Kaum einer verkörpert die Transformation der Partei Bushs und Reagans so sehr wie der designierte Vizepräsident J. D. Vance, meint der Heidelberger Historiker Manfred Berg. Ein Gespräch über Bidens Rückzug, das Attentat auf Donald Trump, die fortschreitende Polarisierung der amerikanischen Gesellschaft und die Frage, wer die Verantwortung für das aufgeheizte politische Klima trägt.
Donald Trump beim Parteitag der Republikaner in Milwaukee
Foto: IMAGO/Carol Guzy (www.imago-images.de) | Der Historiker Manfred Berg sieht Donald Trump als klaren Favoriten im Wahlkampf. "Er hat die Republikanische Partei geschlossen hinter sich.

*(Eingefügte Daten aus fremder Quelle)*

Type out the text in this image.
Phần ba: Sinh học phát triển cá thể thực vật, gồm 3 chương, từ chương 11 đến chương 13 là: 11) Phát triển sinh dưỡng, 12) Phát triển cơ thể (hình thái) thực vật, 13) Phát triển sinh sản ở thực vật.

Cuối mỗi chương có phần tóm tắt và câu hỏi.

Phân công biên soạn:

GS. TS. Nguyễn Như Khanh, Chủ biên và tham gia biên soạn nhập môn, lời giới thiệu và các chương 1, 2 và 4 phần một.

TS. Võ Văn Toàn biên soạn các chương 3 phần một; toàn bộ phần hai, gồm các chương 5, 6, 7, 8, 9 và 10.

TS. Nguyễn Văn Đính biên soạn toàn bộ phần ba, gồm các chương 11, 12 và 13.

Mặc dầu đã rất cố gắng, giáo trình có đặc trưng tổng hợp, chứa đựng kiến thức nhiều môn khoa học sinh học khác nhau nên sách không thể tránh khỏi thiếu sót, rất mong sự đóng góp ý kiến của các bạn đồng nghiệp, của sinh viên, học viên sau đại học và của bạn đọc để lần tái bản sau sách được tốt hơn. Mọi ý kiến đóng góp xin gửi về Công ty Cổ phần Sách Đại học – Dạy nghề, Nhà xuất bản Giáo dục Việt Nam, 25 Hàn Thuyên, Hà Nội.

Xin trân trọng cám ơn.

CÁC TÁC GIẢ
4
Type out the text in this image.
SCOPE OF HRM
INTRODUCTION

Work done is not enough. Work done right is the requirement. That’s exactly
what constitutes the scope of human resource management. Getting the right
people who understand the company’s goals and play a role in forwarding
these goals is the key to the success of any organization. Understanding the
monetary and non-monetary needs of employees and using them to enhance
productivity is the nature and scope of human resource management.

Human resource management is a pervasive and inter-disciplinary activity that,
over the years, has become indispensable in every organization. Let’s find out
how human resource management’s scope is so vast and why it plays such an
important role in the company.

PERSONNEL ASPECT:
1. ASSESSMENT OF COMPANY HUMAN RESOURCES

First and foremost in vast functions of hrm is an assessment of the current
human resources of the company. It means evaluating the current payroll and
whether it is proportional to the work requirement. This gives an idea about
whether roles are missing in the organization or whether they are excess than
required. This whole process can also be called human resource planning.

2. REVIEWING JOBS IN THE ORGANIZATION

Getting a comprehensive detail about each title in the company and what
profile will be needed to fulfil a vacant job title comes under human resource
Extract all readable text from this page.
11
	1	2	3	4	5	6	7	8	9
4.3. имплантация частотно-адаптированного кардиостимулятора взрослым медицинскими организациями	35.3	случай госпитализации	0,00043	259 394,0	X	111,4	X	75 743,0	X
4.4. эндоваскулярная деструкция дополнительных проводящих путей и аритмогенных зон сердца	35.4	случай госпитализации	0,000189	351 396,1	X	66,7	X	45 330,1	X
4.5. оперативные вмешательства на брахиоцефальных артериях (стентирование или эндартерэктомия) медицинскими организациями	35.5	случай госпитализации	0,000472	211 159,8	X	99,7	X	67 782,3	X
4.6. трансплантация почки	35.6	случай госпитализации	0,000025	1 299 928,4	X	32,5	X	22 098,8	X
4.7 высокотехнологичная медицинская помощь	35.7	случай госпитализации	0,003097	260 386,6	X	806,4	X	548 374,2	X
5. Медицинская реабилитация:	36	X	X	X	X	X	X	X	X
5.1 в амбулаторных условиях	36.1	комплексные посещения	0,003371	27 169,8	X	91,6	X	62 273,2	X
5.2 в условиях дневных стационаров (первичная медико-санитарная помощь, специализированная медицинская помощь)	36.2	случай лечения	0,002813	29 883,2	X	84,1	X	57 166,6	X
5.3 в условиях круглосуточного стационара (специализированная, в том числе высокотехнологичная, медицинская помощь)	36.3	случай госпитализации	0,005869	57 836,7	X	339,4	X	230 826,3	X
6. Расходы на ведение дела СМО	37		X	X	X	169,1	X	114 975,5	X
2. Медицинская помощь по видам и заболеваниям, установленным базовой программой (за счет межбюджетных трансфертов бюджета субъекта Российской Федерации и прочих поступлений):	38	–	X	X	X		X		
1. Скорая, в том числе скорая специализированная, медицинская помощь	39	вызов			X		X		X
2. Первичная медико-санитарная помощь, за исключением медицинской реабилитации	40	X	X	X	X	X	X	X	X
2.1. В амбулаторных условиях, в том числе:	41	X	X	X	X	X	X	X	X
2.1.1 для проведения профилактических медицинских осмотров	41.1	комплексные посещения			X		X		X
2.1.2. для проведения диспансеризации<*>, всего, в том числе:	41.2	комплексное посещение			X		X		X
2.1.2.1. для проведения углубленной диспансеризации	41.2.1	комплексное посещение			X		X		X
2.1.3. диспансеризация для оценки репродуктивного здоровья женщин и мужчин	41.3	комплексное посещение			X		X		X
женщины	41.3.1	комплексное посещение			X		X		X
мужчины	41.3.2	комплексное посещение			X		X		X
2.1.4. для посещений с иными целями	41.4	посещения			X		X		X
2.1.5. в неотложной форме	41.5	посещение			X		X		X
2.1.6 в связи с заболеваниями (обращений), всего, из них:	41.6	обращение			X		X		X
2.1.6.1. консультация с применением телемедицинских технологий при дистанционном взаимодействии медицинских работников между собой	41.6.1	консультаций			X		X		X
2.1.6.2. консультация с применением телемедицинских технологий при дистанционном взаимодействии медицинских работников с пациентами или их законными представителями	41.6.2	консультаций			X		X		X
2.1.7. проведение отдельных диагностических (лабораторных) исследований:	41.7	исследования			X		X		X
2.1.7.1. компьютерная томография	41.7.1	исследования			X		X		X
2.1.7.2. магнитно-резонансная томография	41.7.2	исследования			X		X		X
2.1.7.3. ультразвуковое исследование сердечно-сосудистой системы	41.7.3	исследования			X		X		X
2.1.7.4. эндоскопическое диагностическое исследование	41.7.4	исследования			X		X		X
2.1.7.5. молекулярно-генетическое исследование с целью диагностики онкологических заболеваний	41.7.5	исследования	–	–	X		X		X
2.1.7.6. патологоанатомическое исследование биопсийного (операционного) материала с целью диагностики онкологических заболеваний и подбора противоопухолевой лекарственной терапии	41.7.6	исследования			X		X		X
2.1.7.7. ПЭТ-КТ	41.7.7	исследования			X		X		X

Herr Professor Berg, momentan überschlagen sich die Entwicklungen im US-Wahlkampf. War die Entscheidung Joe Bidens, seine Präsidentschaftskandidatur zurückzuziehen, richtig?

Die Entscheidung war überfällig, und sie kommt nach quälendem Zögern. Am besten wäre er erst überhaupt nicht zu den Vorwahlen angetreten. Spätestens nach der Fernsehdebatte mit Trump hätte er die Konsequenzen ziehen müssen. Damit, dass er fast einen Monat gewartet hat, hat er sich selbst und seine Partei in eine schwierige Lage gebracht. Aber besser spät als nie, denn wäre er im Rennen geblieben, hätte er mit Sicherheit verloren. Sein Rückzug ist die einzige Chance, dass die Demokraten das Ruder noch einmal herumreißen können.

Kann die bislang eher blasse Vizepräsidentin Kamala Harris nun die Partei hinter sich bringen?

Harris hat den Hut sofort in den Ring geworfen. Jetzt muss sie zeigen, was in ihr steckt. Sie ist bislang nicht ohne Grund dafür kritisiert worden, dass sie sich nicht stärker politisch profiliert hat. Das muss sie jetzt schnell nachholen. Die Demokraten wiederum müssen sich jetzt schnell hinter ihr versammeln. Ein offener Konvent oder gar eine „Blitzvorwahl“ wären politischer Selbstmord, zumal gar keine profilierte Alternative bereitsteht. Nach den bekannten Regeln der US-Politik muss Harris jetzt rasch einen zugkräftigen „Running Mate“ auswählen, der einen der „Swing States“ repräsentiert und als Mann der Mitte gilt. Josh Shapiro aus Pennsylvania und Mark Kelly aus Arizona dürften in Frage kommen.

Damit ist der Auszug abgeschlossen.